Отец Александр Мень отвечает на вопросы слушателей

Как относится православие к самодержавию?

Речь может идти не о системе власти, а о вторжении власти в духовную область. И тут неважно, кто это – царь или генералиссимус, всё одинаково плохо.

Любая ли царская власть является кощунством смешения духовного и политического?

Нет, конечно. Когда царь не претендует на духовную власть. Вот император Константин, он считал себя просто христианином, а император Юстиниан уже считал себя человеком, который может решать все церковные вопросы, вплоть до догматических.

Расскажите немного о связи Николая II с христианством.

Слово “связь” не совсем здесь уместно. Он был православным, родился в православной семье, был человеком искренне религиозным. Но, я думаю, был бы он атеистом, его судьба была бы такой же печальной. Его ведь убили не за то, что он православный или верующий человек, а потому, что он был император.

Расскажите о Вашем отношении к перестройке.

Насчет перестройки я скажу ясно и четко. Мы подходим ко всему этому как потребители и часто ропщем, что вот началась перестройка, того нет, этого нет, а мы привыкли верить глупым обещаниям, что вот сейчас возьмут и из воздуха сделают для нас колбасу. Все это ерунда. Когда полвека с лишним ломалась экономика, политика, идеология, все было превращено в кашу, да еще в кровавую кашу. После этого оздоровление общества не может произойти в один день. Придется ждать, может быть, не одно поколение.
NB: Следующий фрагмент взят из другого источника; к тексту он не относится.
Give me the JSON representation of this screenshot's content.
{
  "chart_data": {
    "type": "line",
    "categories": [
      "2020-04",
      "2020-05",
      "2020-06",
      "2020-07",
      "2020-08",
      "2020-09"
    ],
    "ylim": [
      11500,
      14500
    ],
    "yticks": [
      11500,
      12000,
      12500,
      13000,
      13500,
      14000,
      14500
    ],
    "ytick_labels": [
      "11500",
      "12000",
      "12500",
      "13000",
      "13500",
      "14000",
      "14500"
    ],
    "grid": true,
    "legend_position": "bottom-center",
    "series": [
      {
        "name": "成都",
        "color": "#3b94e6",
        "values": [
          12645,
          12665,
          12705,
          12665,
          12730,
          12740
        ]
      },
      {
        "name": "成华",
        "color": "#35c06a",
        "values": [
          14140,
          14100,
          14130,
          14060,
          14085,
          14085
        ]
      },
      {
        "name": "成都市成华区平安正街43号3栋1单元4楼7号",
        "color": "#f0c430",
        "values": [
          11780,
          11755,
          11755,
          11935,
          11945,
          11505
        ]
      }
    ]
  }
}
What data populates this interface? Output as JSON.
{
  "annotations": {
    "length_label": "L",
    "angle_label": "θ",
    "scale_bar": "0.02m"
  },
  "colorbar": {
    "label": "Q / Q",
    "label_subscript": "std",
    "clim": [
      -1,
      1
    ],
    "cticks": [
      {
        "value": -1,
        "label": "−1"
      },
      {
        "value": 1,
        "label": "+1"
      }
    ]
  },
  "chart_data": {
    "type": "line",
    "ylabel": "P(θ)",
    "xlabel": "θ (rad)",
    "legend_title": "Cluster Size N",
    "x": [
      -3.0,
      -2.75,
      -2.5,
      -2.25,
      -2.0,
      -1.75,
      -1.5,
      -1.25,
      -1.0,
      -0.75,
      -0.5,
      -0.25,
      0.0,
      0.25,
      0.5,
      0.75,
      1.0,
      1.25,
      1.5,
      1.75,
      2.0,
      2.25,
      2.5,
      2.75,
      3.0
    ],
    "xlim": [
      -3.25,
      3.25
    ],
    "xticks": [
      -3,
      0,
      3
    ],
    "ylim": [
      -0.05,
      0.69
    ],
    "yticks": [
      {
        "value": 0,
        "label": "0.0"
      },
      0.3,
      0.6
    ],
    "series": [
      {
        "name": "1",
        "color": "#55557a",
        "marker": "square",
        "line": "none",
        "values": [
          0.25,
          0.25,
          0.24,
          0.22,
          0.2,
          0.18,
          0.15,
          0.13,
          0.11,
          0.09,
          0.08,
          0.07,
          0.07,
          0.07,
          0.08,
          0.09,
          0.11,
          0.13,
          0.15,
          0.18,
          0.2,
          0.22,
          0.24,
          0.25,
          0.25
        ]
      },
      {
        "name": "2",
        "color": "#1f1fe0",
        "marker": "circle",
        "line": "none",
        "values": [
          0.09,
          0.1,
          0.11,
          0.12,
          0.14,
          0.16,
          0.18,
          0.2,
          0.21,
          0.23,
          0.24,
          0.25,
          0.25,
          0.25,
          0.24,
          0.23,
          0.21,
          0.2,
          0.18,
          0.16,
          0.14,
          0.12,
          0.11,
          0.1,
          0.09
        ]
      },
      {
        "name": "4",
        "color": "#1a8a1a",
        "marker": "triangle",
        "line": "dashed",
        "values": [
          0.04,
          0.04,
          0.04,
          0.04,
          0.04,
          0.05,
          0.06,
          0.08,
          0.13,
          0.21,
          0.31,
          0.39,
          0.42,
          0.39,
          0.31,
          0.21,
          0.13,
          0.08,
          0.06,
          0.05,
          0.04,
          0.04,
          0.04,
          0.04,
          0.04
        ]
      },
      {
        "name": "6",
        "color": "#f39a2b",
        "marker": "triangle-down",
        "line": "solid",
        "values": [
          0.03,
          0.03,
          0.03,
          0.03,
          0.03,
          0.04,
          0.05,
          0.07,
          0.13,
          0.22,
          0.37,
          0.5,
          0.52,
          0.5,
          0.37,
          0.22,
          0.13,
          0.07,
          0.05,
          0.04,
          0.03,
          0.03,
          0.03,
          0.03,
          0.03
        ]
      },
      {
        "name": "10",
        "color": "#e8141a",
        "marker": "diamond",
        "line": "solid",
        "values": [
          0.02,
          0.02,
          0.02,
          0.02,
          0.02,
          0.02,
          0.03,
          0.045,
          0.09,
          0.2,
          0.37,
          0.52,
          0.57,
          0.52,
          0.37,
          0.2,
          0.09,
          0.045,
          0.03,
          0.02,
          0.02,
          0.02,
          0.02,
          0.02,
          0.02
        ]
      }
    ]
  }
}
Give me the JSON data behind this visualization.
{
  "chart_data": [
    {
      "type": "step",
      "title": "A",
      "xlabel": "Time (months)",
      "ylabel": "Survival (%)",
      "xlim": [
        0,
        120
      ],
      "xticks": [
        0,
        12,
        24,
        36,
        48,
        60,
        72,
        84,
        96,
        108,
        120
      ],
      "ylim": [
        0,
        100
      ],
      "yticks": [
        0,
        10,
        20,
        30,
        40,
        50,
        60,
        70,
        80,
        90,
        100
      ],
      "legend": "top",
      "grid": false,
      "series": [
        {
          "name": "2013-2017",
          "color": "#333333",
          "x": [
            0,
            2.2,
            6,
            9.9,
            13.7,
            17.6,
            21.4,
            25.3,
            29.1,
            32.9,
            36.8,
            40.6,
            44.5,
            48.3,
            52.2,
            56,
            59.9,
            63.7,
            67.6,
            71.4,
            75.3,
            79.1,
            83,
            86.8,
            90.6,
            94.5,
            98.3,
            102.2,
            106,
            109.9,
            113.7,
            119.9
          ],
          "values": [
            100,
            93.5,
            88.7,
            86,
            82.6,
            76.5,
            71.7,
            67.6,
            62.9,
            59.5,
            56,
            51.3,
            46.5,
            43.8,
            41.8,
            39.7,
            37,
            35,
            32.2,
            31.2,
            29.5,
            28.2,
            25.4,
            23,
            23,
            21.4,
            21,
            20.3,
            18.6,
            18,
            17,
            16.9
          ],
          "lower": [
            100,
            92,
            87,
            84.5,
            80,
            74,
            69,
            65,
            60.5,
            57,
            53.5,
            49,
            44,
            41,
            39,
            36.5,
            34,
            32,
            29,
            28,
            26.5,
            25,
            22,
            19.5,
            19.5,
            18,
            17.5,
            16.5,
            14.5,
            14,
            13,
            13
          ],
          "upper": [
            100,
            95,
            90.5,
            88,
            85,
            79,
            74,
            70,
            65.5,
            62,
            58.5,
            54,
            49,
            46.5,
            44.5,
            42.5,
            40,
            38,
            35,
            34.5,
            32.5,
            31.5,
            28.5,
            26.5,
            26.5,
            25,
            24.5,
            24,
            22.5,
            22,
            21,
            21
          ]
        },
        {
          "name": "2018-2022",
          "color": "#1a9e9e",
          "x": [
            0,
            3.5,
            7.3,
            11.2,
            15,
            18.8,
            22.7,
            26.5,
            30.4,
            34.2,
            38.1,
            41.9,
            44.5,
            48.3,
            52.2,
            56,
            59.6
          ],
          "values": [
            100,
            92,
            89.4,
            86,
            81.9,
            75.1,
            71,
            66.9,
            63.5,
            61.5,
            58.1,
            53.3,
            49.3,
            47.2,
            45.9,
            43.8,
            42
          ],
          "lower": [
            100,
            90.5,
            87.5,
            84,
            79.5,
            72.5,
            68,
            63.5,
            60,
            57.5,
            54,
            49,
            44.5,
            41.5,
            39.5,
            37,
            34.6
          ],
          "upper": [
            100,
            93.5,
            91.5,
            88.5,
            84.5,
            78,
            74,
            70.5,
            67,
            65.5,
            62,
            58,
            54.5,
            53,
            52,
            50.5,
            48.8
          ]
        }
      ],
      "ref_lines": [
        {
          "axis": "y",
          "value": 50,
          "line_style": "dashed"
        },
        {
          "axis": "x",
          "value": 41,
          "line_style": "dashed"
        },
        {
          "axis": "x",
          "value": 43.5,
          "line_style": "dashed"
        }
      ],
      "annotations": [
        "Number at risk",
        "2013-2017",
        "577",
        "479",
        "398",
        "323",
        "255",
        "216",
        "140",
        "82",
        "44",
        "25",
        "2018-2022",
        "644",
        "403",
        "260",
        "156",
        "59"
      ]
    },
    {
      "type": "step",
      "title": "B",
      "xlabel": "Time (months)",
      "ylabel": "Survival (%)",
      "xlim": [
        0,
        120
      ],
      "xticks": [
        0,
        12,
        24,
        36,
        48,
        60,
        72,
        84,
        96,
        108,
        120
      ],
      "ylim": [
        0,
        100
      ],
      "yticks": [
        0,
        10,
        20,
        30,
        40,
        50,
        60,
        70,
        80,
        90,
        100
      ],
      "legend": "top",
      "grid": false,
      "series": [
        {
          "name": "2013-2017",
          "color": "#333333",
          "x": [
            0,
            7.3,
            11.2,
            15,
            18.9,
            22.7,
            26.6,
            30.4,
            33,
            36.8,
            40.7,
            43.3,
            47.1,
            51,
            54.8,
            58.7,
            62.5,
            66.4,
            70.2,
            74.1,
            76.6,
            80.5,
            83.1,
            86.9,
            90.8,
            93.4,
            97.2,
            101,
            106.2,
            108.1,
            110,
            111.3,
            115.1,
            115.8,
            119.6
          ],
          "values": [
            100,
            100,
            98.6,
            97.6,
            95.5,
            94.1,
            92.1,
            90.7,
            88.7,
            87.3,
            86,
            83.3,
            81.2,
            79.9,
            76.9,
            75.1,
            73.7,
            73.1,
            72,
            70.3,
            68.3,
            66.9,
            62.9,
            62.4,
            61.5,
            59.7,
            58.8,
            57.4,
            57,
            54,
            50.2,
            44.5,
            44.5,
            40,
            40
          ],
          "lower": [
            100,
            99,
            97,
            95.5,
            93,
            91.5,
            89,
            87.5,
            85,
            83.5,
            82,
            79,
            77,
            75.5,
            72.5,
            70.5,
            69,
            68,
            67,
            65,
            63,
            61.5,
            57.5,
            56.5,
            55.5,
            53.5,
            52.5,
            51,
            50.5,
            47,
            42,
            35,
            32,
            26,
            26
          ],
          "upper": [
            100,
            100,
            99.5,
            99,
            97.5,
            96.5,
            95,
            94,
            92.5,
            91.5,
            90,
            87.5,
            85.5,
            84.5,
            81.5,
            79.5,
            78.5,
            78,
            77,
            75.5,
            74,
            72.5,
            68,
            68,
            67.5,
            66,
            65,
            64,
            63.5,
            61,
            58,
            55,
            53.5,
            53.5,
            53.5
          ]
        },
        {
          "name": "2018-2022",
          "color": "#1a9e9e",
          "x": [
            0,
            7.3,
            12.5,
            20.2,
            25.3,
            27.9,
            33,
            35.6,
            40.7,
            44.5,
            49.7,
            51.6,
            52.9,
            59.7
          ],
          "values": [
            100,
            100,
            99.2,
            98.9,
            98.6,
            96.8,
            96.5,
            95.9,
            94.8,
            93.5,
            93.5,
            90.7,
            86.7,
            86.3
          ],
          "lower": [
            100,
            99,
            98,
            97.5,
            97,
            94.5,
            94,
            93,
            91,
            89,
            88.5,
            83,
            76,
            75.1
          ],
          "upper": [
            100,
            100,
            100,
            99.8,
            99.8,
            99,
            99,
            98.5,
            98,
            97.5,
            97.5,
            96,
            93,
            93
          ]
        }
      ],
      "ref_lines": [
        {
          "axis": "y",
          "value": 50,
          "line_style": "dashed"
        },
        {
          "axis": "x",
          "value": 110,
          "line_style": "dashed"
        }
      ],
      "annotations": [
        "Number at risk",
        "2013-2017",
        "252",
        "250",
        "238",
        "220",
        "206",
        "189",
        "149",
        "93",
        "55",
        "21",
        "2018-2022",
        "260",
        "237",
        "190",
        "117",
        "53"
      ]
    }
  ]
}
В “Учительской газете” была напечатана статья “Где живет Сталин?” Там объясняется, что Сталин живет в каждом из нас. Это страшный паразит. Еще Достоевский писал о трихинах, которые поселяются внутри человека. Как-то я видел фильм ужасов на тему из Достоевского. Там ученый создал трихины, они залезали в людей, и люди сходили с ума и заражали друг друга. Все это происходило в нашей истории, недавней истории, которую многие из здесь присутствующих помнят. Так что перестройка – это решительный и трудный акт, который пытается повернуть ход истории, и как ей помочь, зависит то того, кто ты. Каждый на своем месте может что-то сделать. Самое главное – вытравлять Сталина из себя.

Вы сказали, что не хотели бы жить в другом столетии, кроме ХХ-го. В чем Вы видите его уникальность и особый смысл?

ХХ век расставил все точки над “и”, развеял тысячи вредных иллюзий, и сегодня мы многое можем видеть в правильном свете. Сегодня много великих святых, мучеников, жертвенных людей, таких, как мать Мария Кузьмина-Караваева, как мать Тереза, которая сейчас работает в Калькутте, как многочисленные русские мученики, погибшие в двадцатые – тридцатые годы за веру. И не только русские, а мексиканские, погибшие за веру, и немецкие, погибшие тоже за веру: там тоже при нацистах преследовали Церковь. И в Австрии преследовали, возьмите хотя бы книжку, которая у нас вышла несколько лет назад, – это письма из тюрьмы молодых, преимущественно христиан, которые были осуждены на смерть. Это священный документ. Когда видишь таких людей, то понимаешь, насколько наш век велик и прекрасен.